Most of the shelter’s clients are referred by social workers and the police. “We have an understanding with the Ministry of Social Welfare. There is cost-sharing on admission of clients”, she said.

Apart from admitting the women, the shelter also invokes aspects of the Domestic Violence Act and obtains a restraining order on behalf of the women. In some cases, they get an order that forces the men to leave the family home so that the women can stay in their homes.

The centre also recognises the need for programmes to prevent gender-based violence rather than reacting to it.

“We have education and awareness programmes to sensitise communities about gender-based violence.
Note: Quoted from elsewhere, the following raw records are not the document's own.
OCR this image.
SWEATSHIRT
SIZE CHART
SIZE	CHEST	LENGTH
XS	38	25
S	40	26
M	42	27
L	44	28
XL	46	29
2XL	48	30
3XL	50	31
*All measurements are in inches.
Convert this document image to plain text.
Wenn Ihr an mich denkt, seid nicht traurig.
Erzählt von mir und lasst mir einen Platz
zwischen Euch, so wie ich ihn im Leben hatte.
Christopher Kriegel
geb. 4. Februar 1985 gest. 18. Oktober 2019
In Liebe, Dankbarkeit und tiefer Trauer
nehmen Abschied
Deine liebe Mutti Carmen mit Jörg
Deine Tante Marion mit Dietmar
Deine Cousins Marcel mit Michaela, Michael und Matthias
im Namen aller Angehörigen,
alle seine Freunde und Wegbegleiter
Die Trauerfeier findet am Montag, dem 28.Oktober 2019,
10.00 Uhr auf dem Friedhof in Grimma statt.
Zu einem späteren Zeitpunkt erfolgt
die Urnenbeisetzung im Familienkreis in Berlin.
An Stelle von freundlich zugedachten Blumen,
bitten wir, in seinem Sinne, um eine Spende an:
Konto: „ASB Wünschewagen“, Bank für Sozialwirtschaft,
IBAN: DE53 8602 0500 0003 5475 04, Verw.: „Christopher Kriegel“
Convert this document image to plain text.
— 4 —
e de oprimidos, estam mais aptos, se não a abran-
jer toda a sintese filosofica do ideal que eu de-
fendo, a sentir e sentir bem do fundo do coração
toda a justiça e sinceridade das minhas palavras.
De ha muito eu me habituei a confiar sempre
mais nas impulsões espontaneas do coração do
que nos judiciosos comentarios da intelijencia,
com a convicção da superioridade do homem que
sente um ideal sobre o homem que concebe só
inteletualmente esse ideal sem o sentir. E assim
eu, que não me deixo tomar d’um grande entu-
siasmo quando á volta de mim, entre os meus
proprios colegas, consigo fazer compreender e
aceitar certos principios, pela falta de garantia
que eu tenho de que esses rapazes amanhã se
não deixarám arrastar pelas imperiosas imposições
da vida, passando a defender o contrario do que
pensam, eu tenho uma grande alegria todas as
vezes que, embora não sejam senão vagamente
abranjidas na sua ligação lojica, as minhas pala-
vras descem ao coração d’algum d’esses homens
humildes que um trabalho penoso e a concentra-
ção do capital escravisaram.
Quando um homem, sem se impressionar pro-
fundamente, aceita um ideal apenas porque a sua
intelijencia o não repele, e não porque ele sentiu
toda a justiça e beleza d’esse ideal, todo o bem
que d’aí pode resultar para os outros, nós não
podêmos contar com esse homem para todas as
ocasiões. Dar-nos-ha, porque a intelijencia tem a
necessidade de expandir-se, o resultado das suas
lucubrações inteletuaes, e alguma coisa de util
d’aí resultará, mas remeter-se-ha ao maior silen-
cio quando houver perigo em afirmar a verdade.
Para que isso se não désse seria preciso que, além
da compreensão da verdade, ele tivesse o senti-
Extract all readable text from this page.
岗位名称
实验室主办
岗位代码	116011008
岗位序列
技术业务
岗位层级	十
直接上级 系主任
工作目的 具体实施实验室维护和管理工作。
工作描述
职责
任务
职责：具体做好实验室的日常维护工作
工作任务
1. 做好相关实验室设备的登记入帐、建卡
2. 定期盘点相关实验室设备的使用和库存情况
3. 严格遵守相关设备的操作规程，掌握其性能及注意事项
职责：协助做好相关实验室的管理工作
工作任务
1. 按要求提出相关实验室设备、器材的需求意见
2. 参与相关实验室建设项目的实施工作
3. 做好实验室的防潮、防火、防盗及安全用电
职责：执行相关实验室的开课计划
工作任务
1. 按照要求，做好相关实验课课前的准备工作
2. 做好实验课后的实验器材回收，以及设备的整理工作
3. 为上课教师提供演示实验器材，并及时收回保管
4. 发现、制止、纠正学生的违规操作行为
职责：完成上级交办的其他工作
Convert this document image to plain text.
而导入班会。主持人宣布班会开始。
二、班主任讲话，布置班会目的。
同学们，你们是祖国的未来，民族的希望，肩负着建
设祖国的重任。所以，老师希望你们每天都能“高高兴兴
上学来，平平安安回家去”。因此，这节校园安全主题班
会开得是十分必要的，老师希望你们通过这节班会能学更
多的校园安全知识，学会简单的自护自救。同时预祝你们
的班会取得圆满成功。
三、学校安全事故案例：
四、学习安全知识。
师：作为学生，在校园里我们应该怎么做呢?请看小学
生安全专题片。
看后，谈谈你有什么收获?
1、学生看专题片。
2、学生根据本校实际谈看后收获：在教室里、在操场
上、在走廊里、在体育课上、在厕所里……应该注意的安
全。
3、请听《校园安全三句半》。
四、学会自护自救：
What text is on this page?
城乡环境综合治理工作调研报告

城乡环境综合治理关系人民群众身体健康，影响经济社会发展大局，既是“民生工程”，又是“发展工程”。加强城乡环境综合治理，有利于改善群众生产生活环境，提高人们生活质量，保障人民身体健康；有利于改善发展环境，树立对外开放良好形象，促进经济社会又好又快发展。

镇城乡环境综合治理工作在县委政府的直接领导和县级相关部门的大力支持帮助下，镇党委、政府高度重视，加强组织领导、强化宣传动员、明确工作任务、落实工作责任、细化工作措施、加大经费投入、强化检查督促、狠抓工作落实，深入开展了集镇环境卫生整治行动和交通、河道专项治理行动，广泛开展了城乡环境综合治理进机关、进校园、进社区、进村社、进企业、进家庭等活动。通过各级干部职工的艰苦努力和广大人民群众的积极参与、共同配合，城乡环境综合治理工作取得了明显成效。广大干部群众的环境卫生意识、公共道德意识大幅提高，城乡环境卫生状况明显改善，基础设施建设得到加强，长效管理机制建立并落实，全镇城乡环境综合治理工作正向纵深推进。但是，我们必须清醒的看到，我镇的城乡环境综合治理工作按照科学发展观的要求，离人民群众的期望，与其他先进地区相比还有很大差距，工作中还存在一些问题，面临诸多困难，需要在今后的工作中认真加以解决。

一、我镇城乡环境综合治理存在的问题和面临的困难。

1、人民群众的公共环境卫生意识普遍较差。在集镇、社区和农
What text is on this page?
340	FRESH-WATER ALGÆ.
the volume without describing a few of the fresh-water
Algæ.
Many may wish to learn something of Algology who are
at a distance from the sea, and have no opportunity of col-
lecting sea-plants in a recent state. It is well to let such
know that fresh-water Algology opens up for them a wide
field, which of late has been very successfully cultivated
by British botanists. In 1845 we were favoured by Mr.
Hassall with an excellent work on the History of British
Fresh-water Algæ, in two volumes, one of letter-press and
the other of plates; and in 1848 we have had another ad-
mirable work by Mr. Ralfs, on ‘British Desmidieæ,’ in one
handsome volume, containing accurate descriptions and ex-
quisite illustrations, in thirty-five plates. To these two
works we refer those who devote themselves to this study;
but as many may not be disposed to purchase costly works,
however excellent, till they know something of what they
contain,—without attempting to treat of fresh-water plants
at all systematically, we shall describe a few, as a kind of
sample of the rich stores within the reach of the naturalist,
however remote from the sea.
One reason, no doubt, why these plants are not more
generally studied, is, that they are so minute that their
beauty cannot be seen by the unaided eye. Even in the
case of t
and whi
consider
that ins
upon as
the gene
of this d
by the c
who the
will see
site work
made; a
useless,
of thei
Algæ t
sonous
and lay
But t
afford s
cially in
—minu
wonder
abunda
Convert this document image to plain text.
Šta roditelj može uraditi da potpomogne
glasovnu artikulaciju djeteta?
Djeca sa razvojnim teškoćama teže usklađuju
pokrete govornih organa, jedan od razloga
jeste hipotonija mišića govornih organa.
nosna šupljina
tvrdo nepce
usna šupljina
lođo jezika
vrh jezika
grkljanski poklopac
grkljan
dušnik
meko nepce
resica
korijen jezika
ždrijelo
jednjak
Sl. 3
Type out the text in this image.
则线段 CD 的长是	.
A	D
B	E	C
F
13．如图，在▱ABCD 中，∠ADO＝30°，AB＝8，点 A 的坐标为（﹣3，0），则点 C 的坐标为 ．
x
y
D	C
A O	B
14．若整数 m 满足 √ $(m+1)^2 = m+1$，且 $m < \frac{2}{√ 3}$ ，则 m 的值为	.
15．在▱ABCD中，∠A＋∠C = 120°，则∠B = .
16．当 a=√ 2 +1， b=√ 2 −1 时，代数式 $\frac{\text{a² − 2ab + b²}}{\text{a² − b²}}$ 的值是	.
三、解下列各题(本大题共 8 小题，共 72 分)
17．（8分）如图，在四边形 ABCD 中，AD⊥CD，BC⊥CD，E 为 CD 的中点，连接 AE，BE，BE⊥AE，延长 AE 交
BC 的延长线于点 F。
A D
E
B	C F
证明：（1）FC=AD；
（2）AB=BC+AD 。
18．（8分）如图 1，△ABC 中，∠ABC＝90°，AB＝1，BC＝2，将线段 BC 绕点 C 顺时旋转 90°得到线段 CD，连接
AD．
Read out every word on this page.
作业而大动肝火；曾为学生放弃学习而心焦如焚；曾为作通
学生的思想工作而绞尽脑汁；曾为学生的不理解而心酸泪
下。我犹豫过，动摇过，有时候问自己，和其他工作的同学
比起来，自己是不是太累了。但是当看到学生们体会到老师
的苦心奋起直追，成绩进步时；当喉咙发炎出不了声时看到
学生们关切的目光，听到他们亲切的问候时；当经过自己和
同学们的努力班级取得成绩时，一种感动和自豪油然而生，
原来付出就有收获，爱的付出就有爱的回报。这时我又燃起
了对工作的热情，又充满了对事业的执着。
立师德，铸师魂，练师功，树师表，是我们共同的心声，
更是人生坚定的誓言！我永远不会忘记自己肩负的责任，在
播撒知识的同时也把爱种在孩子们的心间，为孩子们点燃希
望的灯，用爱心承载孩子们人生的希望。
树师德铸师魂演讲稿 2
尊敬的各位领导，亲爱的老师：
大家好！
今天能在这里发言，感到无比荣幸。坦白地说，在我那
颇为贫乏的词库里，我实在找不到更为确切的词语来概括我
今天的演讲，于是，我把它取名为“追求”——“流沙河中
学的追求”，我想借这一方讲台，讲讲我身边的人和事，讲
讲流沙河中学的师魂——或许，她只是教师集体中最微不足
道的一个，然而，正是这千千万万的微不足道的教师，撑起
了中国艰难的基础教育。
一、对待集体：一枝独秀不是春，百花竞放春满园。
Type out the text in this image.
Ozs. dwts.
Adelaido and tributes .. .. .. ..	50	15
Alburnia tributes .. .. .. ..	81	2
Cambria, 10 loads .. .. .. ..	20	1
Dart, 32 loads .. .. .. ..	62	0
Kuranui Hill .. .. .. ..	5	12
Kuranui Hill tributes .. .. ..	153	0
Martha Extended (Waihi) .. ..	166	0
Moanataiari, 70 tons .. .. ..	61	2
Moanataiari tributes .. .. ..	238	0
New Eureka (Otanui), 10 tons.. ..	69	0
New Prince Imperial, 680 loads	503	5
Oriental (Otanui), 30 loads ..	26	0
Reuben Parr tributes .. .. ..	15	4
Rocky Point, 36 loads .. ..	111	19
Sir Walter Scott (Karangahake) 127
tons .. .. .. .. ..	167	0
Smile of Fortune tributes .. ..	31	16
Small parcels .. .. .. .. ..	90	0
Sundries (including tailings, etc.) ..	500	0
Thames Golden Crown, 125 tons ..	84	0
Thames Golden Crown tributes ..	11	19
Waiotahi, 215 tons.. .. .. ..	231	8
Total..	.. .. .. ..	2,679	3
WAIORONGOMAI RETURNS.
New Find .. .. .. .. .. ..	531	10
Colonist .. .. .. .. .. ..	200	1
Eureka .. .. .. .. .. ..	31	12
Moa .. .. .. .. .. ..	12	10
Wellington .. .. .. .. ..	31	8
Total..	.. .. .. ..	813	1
We work in nine communities around Botswana, including schools and work-places to make people aware of the problem and its dangerous effects on individuals, families and communities. To this effect, we have a new programme in schools on sexual and reproductive health and rights (SRHR), which involves the formation of Gender Equity Movements. They are small groups comprising of learners who advocate for SRHR, conduct peer-to-peer education and ensure the prevention of gender-based violence in the school setting. We also work with the police and local chiefs or dikgosi”, said Tshoganyetso Ramosweu, co-ordinator of out-reach programmes.

While gender-based violence is mostly experienced by women and girls, the centre has seen a number of men coming forward to report being abused.

“On average we have 35% – 40% men per year. Most of the reports are physical abuse and these are men who are married or co-habiting,” according to GoitseModimo Rakaru, Programmes Director of the centre.

This points to a change of attitudes, according to the CEO, Lorato Moalusi.

“When the centre opened in 1998, we faced a lot of resistance and backlash. Men would say, ‘they are teaching our women to be disobedient. They are demonising men’. But there are changes now. Over the years, we have seen more people coming in. People are getting enlightened. We do have men who come to us looking for help,” she said.

The centre has established a national gender-based violence SMS line. Citizens can text the word ‘HELP’ to 16510 regardless of their network provider and they will be called back for support.

Participants in the Women’s Health, Empowerment and Masculinities: Policy Advocacy Training donated gifts and money to the centre. One participant said, “we need more centres in Botswana and many countries in Africa that provide counselling and shelter to women who experience gender-based violence”.